Purpose: While malic enzymes 1 (ME1) was correlated with breast cancer progression and prognosis, the association of ME3 (a homologue of ME1) with breast cancer is not known. The aim of this study is to explore the potential of ME3 as a biomarker in breast cancer carcinogenesis and prognosis.Methods: A total of 107 patients confirmed with breast cancer were enrolled.

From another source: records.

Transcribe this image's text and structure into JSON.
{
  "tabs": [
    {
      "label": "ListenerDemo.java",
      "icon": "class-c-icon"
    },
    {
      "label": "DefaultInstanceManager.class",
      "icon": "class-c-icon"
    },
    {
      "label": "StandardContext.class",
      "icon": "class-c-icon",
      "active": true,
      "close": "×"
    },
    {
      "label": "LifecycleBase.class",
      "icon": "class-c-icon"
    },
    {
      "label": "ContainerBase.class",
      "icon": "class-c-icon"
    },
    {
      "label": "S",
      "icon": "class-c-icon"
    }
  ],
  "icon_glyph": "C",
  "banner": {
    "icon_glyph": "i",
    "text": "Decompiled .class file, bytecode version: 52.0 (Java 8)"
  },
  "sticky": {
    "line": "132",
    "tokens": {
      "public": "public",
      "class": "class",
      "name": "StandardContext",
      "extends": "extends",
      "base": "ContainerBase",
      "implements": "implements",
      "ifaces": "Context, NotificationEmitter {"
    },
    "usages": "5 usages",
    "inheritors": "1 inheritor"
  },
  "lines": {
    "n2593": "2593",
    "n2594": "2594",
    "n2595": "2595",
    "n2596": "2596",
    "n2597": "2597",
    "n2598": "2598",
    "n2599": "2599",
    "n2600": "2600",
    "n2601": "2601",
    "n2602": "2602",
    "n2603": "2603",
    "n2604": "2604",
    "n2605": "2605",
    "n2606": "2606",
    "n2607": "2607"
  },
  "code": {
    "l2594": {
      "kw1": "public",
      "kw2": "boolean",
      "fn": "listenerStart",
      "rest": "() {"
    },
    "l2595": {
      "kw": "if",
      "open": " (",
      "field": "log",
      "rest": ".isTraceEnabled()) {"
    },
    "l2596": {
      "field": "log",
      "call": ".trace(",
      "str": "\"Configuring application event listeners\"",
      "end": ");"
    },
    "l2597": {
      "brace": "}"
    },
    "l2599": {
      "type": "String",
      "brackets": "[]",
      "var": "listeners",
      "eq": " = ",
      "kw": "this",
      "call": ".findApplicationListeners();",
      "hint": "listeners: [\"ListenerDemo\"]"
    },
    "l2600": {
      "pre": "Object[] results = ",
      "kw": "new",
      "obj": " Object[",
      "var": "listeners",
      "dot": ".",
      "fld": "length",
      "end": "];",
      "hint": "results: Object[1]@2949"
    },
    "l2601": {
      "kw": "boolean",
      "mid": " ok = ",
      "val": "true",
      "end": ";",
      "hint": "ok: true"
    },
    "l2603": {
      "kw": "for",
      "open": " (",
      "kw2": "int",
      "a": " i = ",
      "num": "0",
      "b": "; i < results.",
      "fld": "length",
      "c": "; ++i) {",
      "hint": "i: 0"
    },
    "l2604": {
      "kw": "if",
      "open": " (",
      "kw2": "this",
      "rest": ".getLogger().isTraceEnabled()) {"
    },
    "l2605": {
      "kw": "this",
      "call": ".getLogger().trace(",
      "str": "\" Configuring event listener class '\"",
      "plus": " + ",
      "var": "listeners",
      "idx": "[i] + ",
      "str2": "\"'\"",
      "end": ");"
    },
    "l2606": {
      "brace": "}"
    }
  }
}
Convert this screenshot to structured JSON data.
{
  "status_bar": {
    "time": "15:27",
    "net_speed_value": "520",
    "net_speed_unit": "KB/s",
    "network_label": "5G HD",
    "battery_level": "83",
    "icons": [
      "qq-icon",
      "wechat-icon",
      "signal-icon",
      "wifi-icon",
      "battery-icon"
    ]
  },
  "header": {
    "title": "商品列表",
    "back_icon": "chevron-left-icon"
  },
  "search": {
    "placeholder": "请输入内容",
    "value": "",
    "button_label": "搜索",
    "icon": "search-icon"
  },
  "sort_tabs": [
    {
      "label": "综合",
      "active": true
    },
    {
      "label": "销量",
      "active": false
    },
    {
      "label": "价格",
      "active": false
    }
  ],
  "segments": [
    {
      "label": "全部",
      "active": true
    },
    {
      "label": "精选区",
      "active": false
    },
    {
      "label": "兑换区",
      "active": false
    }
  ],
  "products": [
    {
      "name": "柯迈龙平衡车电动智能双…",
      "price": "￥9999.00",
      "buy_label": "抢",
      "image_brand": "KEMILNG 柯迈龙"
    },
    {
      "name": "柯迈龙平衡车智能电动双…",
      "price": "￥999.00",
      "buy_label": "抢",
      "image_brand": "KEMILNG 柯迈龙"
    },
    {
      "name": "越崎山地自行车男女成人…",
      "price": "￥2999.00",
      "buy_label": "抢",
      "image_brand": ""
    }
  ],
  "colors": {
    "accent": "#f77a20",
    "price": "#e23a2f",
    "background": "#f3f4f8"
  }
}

The ME3 expression was evaluated by IHC and correlated with clinicopathological indicators.Results: The ME3 positive immunostaining rate was higher in normal breast tissues and decreased stepwise from normal (97.60%) to usual ductal hyperplasia (91.1%), atypical ductal hyperplasia (64.2%), carcinoma in situ (62.5%) and invasive carcinoma (45.5%). Similarly, the decreasing tendency was observed for ME3 positive immunostaining rate from Tis (75.0%) through T1 (62.5%) and T2 (37.5%) to T3 (33.3%) and from stag 0 (75.0%) through I (72.0%), II (44.4%) to III (24.1%). ME3 expression was related with negative lymph node metastasis. Patients with positive expression of ME3 had better outcome. By incorporating ME3 into tumor TNM staging, the area under receiver operating characteristic curve for the 5-year survival was increased from 84.0% to 87.5%. Conclusions: ME3 may be a promising biomarker for better prognosis for breast cancer patients.